We dismiss Suzanne Bates's appeal of the judgment on the complaint and cross-complaint. We affirm the trial court's order denying relief from dismissal of the cross-complaint under Code of Civil Procedure section 473, subdivision (b).



IRION, J.


WE CONCUR:



BENKE, Acting P. J.



O'ROURKE, J.


Publication courtesy of California pro bono lawyer directory.


Analysis and review provided by Chula Vista Apartment Manager Attorneys.


[1] The record is not clear as to what kind of an ownership interest Bates had in the property. During a portion of the trial court proceedings, Vande Vusse disputed whether Bates had any ownership interest.


[2] Bates's mother died shortly before the trial on Vande Vusse's complaint, and her mother's estate was substituted as a defendant.


[3] Of the three parties that filed the cross-complaint, Bates alone requested that the cross-complaint be adjudicated. Thus, the trial court clarified that the trial on the cross-complaint would be limited to the claims asserted by Bates.

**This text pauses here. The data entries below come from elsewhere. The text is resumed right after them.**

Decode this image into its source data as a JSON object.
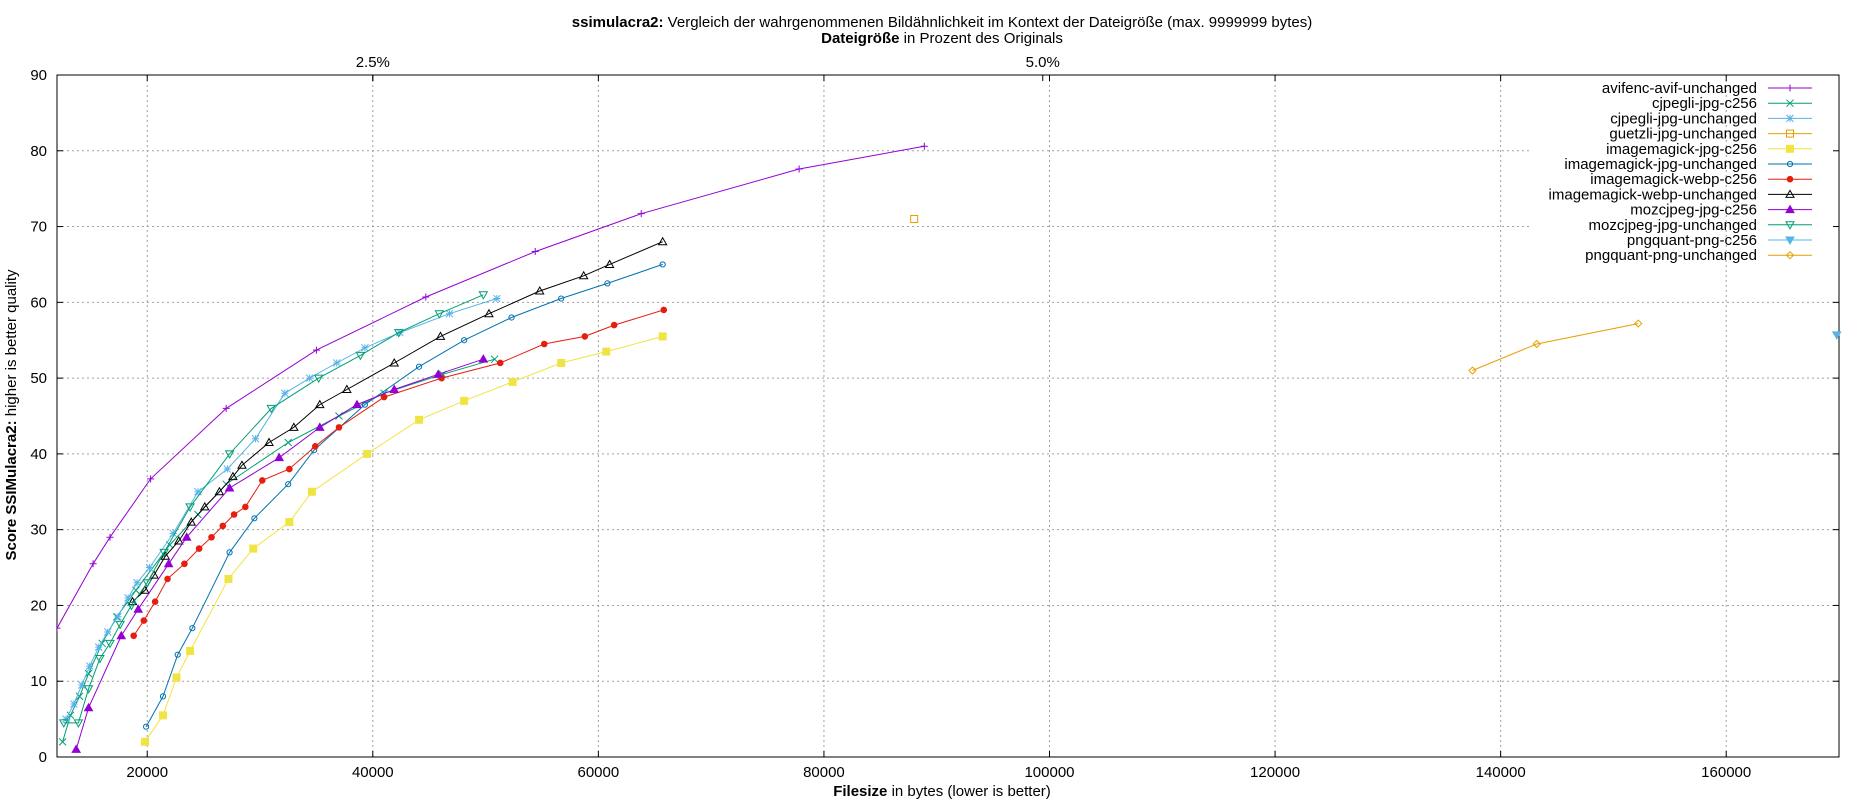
{
  "chart_data": {
    "type": "line",
    "title_bold": "ssimulacra2:",
    "title_rest": " Vergleich der wahrgenommenen Bildähnlichkeit im Kontext der Dateigröße (max. 9999999 bytes)",
    "x2label_bold": "Dateigröße",
    "x2label_rest": " in Prozent des Originals",
    "xlabel_bold": "Filesize",
    "xlabel_rest": " in bytes (lower is better)",
    "ylabel_bold": "Score SSIMulacra2:",
    "ylabel_rest": " higher is better quality",
    "xlim": [
      12000,
      170000
    ],
    "ylim": [
      0,
      90
    ],
    "xticks": [
      20000,
      40000,
      60000,
      80000,
      100000,
      120000,
      140000,
      160000
    ],
    "yticks": [
      0,
      10,
      20,
      30,
      40,
      50,
      60,
      70,
      80,
      90
    ],
    "x2ticks": [
      {
        "value": 40000,
        "label": "2.5%"
      },
      {
        "value": 99400,
        "label": "5.0%"
      }
    ],
    "grid": true,
    "legend_position": "top-right",
    "series": [
      {
        "name": "avifenc-avif-unchanged",
        "color": "#9400d3",
        "marker": "plus",
        "x": [
          12000,
          15200,
          16700,
          20300,
          27000,
          35000,
          44700,
          54400,
          63800,
          77800,
          88900
        ],
        "y": [
          17,
          25.5,
          29,
          36.7,
          46,
          53.7,
          60.7,
          66.7,
          71.7,
          77.6,
          80.6
        ]
      },
      {
        "name": "cjpegli-jpg-c256",
        "color": "#009e73",
        "marker": "x",
        "x": [
          12500,
          13200,
          14000,
          14800,
          16000,
          17300,
          19000,
          22000,
          24500,
          27000,
          32500,
          37000,
          41000,
          46200,
          50800
        ],
        "y": [
          2,
          5.5,
          8,
          11,
          15,
          18.5,
          22,
          28,
          32,
          36,
          41.5,
          45,
          48,
          50.5,
          52.5
        ]
      },
      {
        "name": "cjpegli-jpg-unchanged",
        "color": "#56b4e9",
        "marker": "star",
        "x": [
          12800,
          13500,
          14200,
          14900,
          15700,
          16500,
          17400,
          18300,
          19100,
          20200,
          22300,
          24500,
          27100,
          29600,
          32200,
          34400,
          36800,
          39300,
          42400,
          46800,
          51000
        ],
        "y": [
          5,
          7,
          9.5,
          12,
          14.5,
          16.5,
          18.5,
          21,
          23,
          25,
          29.5,
          35,
          38,
          42,
          48,
          50,
          52,
          54,
          56,
          58.5,
          60.5
        ]
      },
      {
        "name": "guetzli-jpg-unchanged",
        "color": "#e69f00",
        "marker": "square-open",
        "x": [
          88000
        ],
        "y": [
          71
        ]
      },
      {
        "name": "imagemagick-jpg-c256",
        "color": "#f0e442",
        "marker": "square-filled",
        "x": [
          19800,
          21400,
          22600,
          23800,
          27200,
          29400,
          32600,
          34600,
          39500,
          44100,
          48100,
          52400,
          56700,
          60700,
          65700
        ],
        "y": [
          2,
          5.5,
          10.5,
          14,
          23.5,
          27.5,
          31,
          35,
          40,
          44.5,
          47,
          49.5,
          52,
          53.5,
          55.5
        ]
      },
      {
        "name": "imagemagick-jpg-unchanged",
        "color": "#0072b2",
        "marker": "circle-open",
        "x": [
          19900,
          21400,
          22700,
          24000,
          27300,
          29500,
          32500,
          34800,
          39300,
          44100,
          48100,
          52300,
          56700,
          60800,
          65700
        ],
        "y": [
          4,
          8,
          13.5,
          17,
          27,
          31.5,
          36,
          40.5,
          46.5,
          51.5,
          55,
          58,
          60.5,
          62.5,
          65
        ]
      },
      {
        "name": "imagemagick-webp-c256",
        "color": "#e51e10",
        "marker": "circle-filled",
        "x": [
          18800,
          19700,
          20700,
          21800,
          23300,
          24600,
          25700,
          26700,
          27700,
          28700,
          30200,
          32600,
          34900,
          37000,
          41000,
          46100,
          51300,
          55200,
          58800,
          61400,
          65800
        ],
        "y": [
          16,
          18,
          20.5,
          23.5,
          25.5,
          27.5,
          29,
          30.5,
          32,
          33,
          36.5,
          38,
          41,
          43.5,
          47.5,
          50,
          52,
          54.5,
          55.5,
          57,
          59
        ]
      },
      {
        "name": "imagemagick-webp-unchanged",
        "color": "#000000",
        "marker": "triangle-open",
        "x": [
          18700,
          19800,
          20600,
          21600,
          22800,
          23900,
          25100,
          26400,
          27600,
          28400,
          30800,
          33000,
          35300,
          37700,
          41900,
          46000,
          50300,
          54800,
          58700,
          61000,
          65700
        ],
        "y": [
          20.5,
          22,
          24,
          26.5,
          28.5,
          31,
          33,
          35,
          37,
          38.5,
          41.5,
          43.5,
          46.5,
          48.5,
          52,
          55.5,
          58.5,
          61.5,
          63.5,
          65,
          68
        ]
      },
      {
        "name": "mozcjpeg-jpg-c256",
        "color": "#9400d3",
        "marker": "triangle-filled",
        "x": [
          13700,
          14800,
          17700,
          19200,
          21900,
          23500,
          27300,
          31700,
          35300,
          38600,
          41900,
          45800,
          49800
        ],
        "y": [
          1,
          6.5,
          16,
          19.5,
          25.5,
          29,
          35.5,
          39.5,
          43.5,
          46.5,
          48.5,
          50.5,
          52.5
        ]
      },
      {
        "name": "mozcjpeg-jpg-unchanged",
        "color": "#009e73",
        "marker": "triangle-down-open",
        "x": [
          12600,
          13900,
          14800,
          15800,
          16700,
          17600,
          18600,
          20000,
          21500,
          23800,
          27300,
          31000,
          35200,
          38900,
          42300,
          45900,
          49800
        ],
        "y": [
          4.5,
          4.5,
          9,
          13,
          15,
          17.5,
          20,
          23,
          27,
          33,
          40,
          46,
          50,
          53,
          56,
          58.5,
          61
        ]
      },
      {
        "name": "pngquant-png-c256",
        "color": "#56b4e9",
        "marker": "triangle-down-filled",
        "x": [
          169800
        ],
        "y": [
          55.7
        ]
      },
      {
        "name": "pngquant-png-unchanged",
        "color": "#e69f00",
        "marker": "diamond-open",
        "x": [
          137500,
          143200,
          152200
        ],
        "y": [
          51,
          54.5,
          57.2
        ]
      }
    ]
  }
}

[4] Bates represented herself in pro per in the filing of the motion to set aside the dismissal. However, she was represented by counsel throughout the adjudication of Vande Vusse's complaint.


[5] The written order of dismissal of the cross-complaint constitutes a judgment under Code of Civil Procedure section 581d, which provides that written orders of dismissal "shall constitute judgments and be effective for all purposes."


[6] Bates argues that in determining whether her appeal of the judgment on the complaint is timely, we should start from the premise that she filed her notice of appeal as to that judgment on August 29, 2003, not July 5, 2005. However, as we have discussed, the appeal filed on August 29, 2003, was premature and was voluntarily dismissed on that ground. Because the appeal was dismissed and is not before us, we do not consider its filing date in determining the timeliness of the present appeal.


[7] All rule references are to the California Rules of Court.


[8] An order denying a motion to vacate a judgment under section 473 is an appealable order. (See Jade K. v. Viguri (1989) 210 Cal.App.3d 1459, 1469.)